The essay contest gives undergraduate medical students the opportunity to explore any theme of interest to them in the history, social studies, sociology, ethics, and humanities of the health sciences. It also provides them with the chance to be mentored by an expert in their topic drawn from the Library’s Board of Curators or elsewhere to complete their project, and to use the rich resources of the Osler Library and other libraries at McGill.

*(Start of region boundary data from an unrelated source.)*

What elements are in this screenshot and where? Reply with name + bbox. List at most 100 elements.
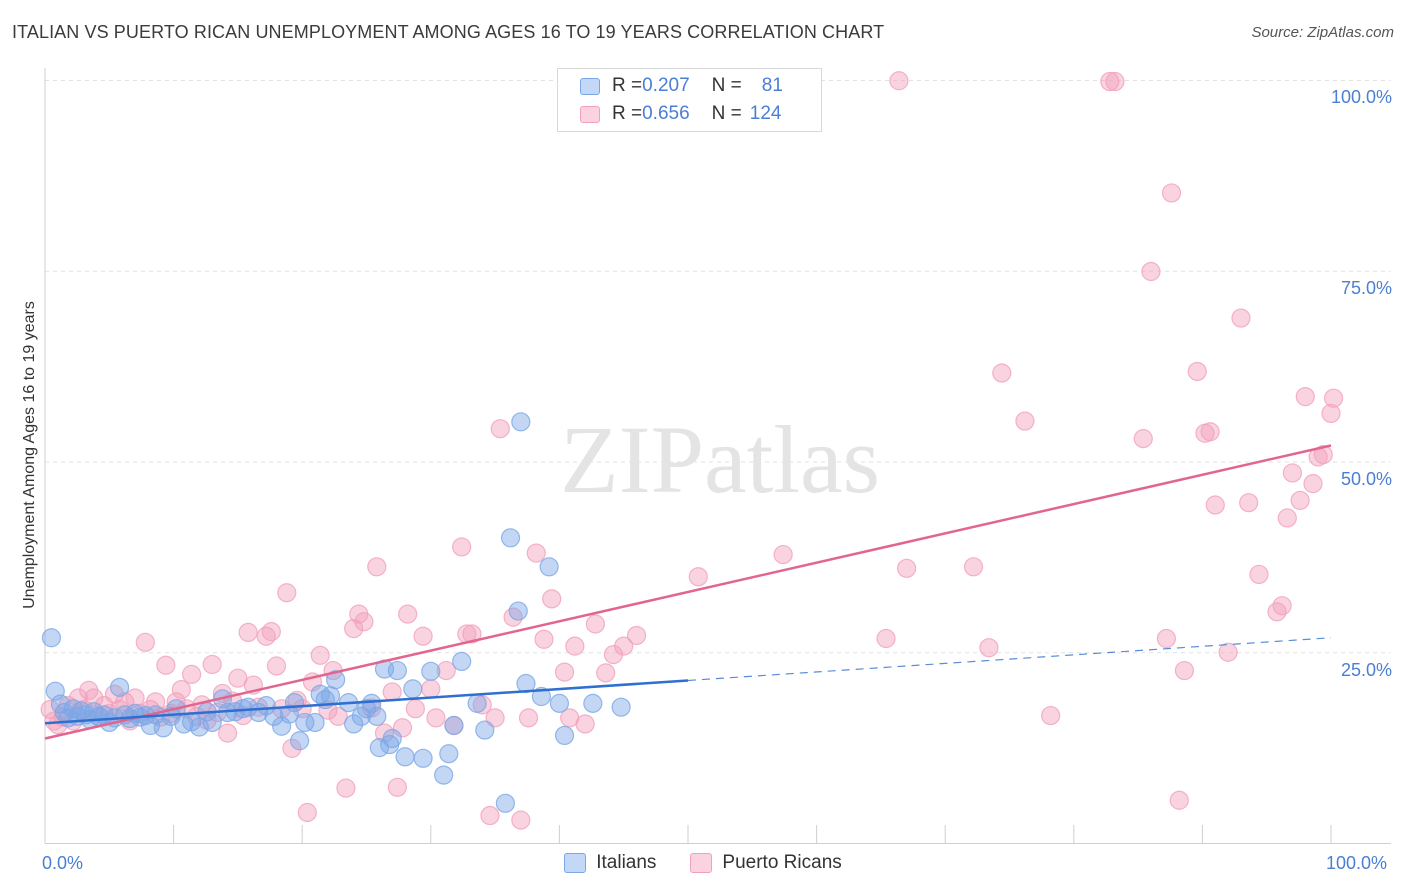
puerto-ricans-point <box>626 625 647 646</box>
puerto-ricans-point <box>511 810 531 830</box>
italians-point <box>153 718 173 738</box>
italians-point <box>583 693 603 713</box>
puerto-ricans-point <box>1015 411 1035 431</box>
puerto-ricans-point <box>889 71 909 91</box>
puerto-ricans-point <box>1321 403 1341 424</box>
puerto-ricans-point <box>963 557 984 577</box>
italians-point <box>189 717 209 737</box>
puerto-ricans-point <box>485 708 505 728</box>
italians-points <box>41 412 631 813</box>
legend-label-puerto-ricans: Puerto Ricans <box>722 852 842 873</box>
puerto-ricans-point <box>1200 422 1220 442</box>
italians-point <box>272 716 292 736</box>
legend: Italians Puerto Ricans <box>0 852 1406 874</box>
italians-point <box>395 747 415 767</box>
puerto-ricans-point <box>1156 628 1176 649</box>
stats-row-italians: R = 0.207 N = 81 <box>580 73 783 99</box>
puerto-ricans-point <box>554 662 575 682</box>
puerto-ricans-point <box>1303 474 1323 494</box>
italians-point <box>500 528 521 548</box>
puerto-ricans-point <box>182 664 202 684</box>
puerto-ricans-point <box>575 714 595 734</box>
puerto-ricans-point <box>84 688 104 708</box>
stats-box: R = 0.207 N = 81 R = 0.656 N = 124 <box>557 68 822 132</box>
grid-lines <box>45 80 1391 654</box>
italians-point <box>444 715 464 736</box>
puerto-ricans-point <box>336 778 356 798</box>
stats-row-puerto-ricans: R = 0.656 N = 124 <box>580 101 781 127</box>
legend-item-puerto-ricans: Puerto Ricans <box>690 852 842 874</box>
puerto-ricans-point <box>421 679 441 699</box>
puerto-ricans-trend-line <box>44 444 1332 740</box>
puerto-ricans-point <box>992 363 1012 383</box>
italians-swatch <box>580 77 600 95</box>
puerto-ricans-point <box>897 558 917 578</box>
r-label: R = <box>612 103 643 124</box>
puerto-ricans-point <box>534 629 554 649</box>
puerto-ricans-point <box>462 624 482 644</box>
italians-trend-extension <box>687 637 1332 682</box>
puerto-ricans-point <box>1323 388 1344 408</box>
puerto-ricans-point <box>426 708 446 728</box>
puerto-ricans-point <box>480 805 500 826</box>
puerto-ricans-point <box>1141 261 1161 282</box>
italians-point <box>295 712 315 733</box>
legend-swatch-puerto-ricans <box>690 853 713 873</box>
puerto-ricans-point <box>1290 490 1310 511</box>
y-tick-label-100: 100.0% <box>1330 87 1392 107</box>
puerto-ricans-point <box>1105 71 1125 92</box>
italians-point <box>539 557 559 577</box>
puerto-ricans-point <box>518 708 539 728</box>
puerto-ricans-point <box>1277 508 1297 528</box>
puerto-ricans-point <box>413 626 433 646</box>
italians-point <box>495 793 515 813</box>
italians-point <box>284 693 305 713</box>
italians-point <box>356 699 377 719</box>
puerto-ricans-point <box>1133 429 1153 449</box>
r-label: R = <box>612 75 643 96</box>
italians-point <box>467 693 487 713</box>
puerto-ricans-point <box>297 802 317 823</box>
puerto-ricans-point <box>1231 308 1251 328</box>
puerto-ricans-point <box>310 645 330 665</box>
italians-point <box>421 661 441 681</box>
italians-point <box>531 686 551 707</box>
watermark: ZIPatlas <box>560 406 880 513</box>
puerto-ricans-point <box>614 636 634 656</box>
puerto-ricans-point <box>436 660 456 681</box>
italians-point <box>611 697 631 717</box>
italians-point <box>109 677 130 697</box>
puerto-ricans-point <box>156 655 176 675</box>
y-tick-label-25: 25.0% <box>1340 660 1392 680</box>
italians-point <box>305 712 325 733</box>
legend-item-italians: Italians <box>564 852 656 874</box>
r-value: 0.656 <box>642 103 690 124</box>
puerto-ricans-point <box>171 680 191 700</box>
italians-trend-line <box>44 679 689 725</box>
r-value: 0.207 <box>642 75 690 96</box>
puerto-ricans-point <box>542 589 562 609</box>
chart-title: ITALIAN VS PUERTO RICAN UNEMPLOYMENT AMO… <box>12 22 885 42</box>
italians-point <box>279 704 299 724</box>
n-label: N = <box>711 103 742 124</box>
x-tick-label-min: 0.0% <box>42 853 84 873</box>
puerto-ricans-point <box>387 777 407 797</box>
italians-point <box>439 744 459 764</box>
puerto-ricans-point <box>1187 361 1207 382</box>
puerto-ricans-point <box>238 622 258 643</box>
puerto-ricans-point <box>367 557 387 577</box>
italians-point <box>387 660 407 681</box>
puerto-ricans-point <box>266 656 287 676</box>
italians-point <box>310 684 330 704</box>
puerto-ricans-point <box>565 636 585 656</box>
italians-point <box>511 412 531 432</box>
puerto-ricans-point <box>1272 596 1292 616</box>
puerto-ricans-point <box>1218 642 1238 662</box>
puerto-ricans-point <box>585 614 606 634</box>
puerto-ricans-point <box>1282 463 1303 483</box>
puerto-ricans-point <box>218 723 238 743</box>
trend-lines <box>44 444 1332 740</box>
puerto-ricans-point <box>1249 564 1269 585</box>
italians-point <box>516 673 536 694</box>
italians-point <box>475 720 495 740</box>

"I have participated twice in the Osler Essay competition, which challenged me to use the resources of the Osler Library. It was the most rewarding academic experience I have had a McGill. I loved working with the excellent librarians to find relevant texts, sorting through rows of old books and picking out relevant titles, and thumbing my way though a good 23 books as well as many online resources. Nothing was more satisfying than the trek up the hill with the books I had used, returning them after weeks of scouring them for every drop of knowledge in them. Libraries are still magical places--and librarians are, more than ever, true wizards--as long as we learn to use them and are challenged to do so."